7- Bel ile kaburga kemikleri arasından çıkan.
İnsan hangi şeyden yaratıldığına ve nasıl bir şeye dönüştürüldüğüne bir baksın. Şüphesiz o bel ile kaburga kemikleri arasından fışkırarak çıkıp gelen bir sudan yaratılmıştır. Erkeğin bel kemiğinden ve kadının üst göğüs kemiğinden akıp gelen suların yerleşmesinden yaratılmıştır. Bu gerçek Allah’ın ilminde saklı, insanın bilmediği gizli bir sır olarak son asrın ilk yarısına kadar kalmıştır. Ancak bu asrın ikinci yarısında insanın modern ilmi kendi metodu ile gerçeği keşfetmiştir. Ve öğrenmiştir ki erkeğin suyu bel kemiğinde oluşmakta, kadının suyu ise üst göğüs kemiğinde oluşmaktadır. Bu iki su korunaklı bir yuva da birleştiğinde onlardan insan meydana gelmektedir.
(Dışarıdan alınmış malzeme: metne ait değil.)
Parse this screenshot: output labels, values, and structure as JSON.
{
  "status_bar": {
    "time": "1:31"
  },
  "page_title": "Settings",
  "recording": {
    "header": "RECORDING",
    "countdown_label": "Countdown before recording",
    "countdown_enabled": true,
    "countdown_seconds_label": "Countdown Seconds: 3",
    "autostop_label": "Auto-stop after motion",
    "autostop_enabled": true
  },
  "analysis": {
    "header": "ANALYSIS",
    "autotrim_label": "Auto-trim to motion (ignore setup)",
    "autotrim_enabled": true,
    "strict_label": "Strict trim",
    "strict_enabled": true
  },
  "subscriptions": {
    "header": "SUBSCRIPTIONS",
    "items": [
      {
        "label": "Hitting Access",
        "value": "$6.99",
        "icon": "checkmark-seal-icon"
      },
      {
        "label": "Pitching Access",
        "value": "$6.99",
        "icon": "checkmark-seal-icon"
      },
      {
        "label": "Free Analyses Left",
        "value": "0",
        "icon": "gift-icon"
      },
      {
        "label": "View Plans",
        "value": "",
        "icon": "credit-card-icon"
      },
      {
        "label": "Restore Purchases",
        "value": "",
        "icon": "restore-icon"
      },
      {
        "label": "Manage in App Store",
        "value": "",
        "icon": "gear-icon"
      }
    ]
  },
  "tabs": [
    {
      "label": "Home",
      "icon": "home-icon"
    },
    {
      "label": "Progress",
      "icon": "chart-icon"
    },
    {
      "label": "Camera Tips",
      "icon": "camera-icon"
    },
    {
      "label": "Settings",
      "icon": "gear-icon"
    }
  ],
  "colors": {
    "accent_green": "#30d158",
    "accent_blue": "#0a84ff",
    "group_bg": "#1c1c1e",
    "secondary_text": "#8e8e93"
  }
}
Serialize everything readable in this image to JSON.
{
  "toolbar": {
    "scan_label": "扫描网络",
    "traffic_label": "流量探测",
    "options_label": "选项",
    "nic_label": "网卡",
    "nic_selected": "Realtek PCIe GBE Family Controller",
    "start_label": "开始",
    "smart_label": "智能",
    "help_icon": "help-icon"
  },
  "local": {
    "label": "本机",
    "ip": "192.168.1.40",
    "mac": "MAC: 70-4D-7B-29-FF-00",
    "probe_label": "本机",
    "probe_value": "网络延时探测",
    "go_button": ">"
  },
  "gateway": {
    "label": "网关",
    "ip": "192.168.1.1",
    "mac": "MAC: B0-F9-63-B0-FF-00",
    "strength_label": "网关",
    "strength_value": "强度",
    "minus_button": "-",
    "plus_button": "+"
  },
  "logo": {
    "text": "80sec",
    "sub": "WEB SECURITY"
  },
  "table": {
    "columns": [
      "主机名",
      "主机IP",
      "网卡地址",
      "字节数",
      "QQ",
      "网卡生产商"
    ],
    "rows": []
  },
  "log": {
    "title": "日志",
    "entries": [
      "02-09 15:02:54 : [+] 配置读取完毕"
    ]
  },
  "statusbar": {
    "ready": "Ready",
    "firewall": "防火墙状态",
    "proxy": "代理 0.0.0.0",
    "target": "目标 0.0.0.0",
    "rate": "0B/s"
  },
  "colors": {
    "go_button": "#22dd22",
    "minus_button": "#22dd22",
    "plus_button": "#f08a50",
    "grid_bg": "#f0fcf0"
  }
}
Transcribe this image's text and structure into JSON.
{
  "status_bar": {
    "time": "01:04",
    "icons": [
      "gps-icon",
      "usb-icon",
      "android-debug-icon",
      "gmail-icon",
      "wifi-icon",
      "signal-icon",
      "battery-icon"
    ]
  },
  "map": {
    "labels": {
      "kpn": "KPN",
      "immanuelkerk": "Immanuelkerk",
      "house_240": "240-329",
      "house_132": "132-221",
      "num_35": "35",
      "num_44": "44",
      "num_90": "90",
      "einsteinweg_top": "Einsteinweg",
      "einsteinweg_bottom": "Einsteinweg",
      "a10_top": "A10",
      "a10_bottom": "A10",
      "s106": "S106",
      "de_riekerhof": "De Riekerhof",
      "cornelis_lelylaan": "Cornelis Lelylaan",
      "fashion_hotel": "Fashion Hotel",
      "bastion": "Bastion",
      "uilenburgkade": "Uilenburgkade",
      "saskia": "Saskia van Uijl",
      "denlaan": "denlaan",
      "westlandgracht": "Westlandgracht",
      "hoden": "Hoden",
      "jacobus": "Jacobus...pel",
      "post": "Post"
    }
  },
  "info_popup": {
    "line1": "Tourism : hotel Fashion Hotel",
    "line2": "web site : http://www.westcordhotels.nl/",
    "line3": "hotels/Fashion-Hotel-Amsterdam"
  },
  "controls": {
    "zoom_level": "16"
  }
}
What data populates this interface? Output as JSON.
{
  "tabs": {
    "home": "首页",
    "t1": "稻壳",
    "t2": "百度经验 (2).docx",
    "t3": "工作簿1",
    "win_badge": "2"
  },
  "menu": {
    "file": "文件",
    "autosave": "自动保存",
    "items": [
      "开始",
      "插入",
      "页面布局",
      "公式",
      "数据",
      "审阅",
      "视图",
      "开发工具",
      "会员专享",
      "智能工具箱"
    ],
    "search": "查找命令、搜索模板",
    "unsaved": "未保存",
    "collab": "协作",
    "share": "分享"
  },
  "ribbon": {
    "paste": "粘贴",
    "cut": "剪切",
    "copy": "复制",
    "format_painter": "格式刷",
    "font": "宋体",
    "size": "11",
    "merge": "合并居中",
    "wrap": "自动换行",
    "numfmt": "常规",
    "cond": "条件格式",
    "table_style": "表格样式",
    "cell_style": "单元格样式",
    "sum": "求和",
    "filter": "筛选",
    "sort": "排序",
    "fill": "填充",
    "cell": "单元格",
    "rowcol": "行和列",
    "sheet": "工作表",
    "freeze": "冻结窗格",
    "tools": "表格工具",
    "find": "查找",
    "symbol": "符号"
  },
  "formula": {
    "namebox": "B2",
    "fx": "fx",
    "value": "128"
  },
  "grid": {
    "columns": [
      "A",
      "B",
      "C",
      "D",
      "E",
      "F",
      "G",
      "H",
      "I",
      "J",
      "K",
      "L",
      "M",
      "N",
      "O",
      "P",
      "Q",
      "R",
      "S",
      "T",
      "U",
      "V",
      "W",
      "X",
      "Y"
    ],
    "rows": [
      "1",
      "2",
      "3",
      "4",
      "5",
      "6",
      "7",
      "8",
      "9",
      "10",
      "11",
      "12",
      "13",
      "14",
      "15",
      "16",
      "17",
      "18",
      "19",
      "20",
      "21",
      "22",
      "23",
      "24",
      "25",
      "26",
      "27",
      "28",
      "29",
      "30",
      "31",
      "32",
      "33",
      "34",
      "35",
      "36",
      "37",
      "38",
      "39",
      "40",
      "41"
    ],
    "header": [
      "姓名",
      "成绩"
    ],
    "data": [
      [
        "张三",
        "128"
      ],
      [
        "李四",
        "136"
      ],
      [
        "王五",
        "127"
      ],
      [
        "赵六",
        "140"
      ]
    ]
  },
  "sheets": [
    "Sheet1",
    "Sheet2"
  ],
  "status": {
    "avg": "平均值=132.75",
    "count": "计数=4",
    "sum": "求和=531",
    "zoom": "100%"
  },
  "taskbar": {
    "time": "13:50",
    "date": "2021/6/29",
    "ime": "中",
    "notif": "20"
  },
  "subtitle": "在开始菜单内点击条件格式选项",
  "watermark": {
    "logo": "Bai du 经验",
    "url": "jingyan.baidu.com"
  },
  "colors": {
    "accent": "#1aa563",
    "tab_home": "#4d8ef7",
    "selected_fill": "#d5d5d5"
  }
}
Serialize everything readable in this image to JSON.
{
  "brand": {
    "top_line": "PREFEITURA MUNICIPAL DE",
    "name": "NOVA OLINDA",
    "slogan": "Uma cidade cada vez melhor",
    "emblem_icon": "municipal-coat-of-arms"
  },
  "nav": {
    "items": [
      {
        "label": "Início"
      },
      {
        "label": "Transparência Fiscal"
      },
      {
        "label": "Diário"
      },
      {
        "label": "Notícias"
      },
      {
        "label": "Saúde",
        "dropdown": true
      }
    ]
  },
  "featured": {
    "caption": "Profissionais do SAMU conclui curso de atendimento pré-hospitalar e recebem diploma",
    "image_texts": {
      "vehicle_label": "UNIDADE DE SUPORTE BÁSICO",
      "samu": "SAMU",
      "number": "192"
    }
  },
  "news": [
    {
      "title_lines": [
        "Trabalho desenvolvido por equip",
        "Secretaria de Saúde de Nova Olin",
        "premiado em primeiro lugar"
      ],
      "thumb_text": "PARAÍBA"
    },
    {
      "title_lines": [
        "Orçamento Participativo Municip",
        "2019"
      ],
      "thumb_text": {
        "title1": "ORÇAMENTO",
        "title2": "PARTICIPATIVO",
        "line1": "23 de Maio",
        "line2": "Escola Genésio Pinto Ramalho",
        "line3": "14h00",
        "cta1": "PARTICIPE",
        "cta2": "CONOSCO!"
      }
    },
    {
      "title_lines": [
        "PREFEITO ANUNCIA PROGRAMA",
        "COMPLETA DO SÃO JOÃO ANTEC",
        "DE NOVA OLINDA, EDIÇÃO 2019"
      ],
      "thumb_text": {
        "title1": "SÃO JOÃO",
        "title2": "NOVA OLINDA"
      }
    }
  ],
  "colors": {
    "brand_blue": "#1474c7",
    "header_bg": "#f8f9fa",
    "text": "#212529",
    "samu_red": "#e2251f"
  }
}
Bel kemiği ile göğüs kemiği arasından akıp gelen su ile organik, sinirsel akli ve ruhi oluşumu alabildiğine karmaşık olan, anlayabilen akıllı insan arasındaki mesafe gerçekten korkunçtur. Başlangıç ile sonuç arasında uzun bir mesafe bulmaktadır. Fışkırıp gelen suyun konuşan bir insan olana kadar geçirdiği bu uzun mesafe açıkça gösteriyor ki insanın kendisi dışında başka bir el onu idare etmektedir. Herhangi bir şekli iradesi ve gücü olmayan bu su maddenin Hayret verici, uzun ve korkunç yolculuğunu düzenleyip idare eden ve onu bu güzel sonuca kadar götüren bir el vardır. Yine ortaya koymaktadır ki herhangi bir şekli ve aklı, iradesi ve gücü olmayan bir damla suyun bu Hayret verici, uzun yolculuğunda gözetleyen Allah tarafından görevlendirilmiş bir koruyucu, bir gözetleyici bulunmaktadır. insanın anne rahminde geçirdiği Hayret verici aşamalar onun doğumundan ölümüne kadar geçirdiği Hayret verici gelişmelerin çok çok üstündedir!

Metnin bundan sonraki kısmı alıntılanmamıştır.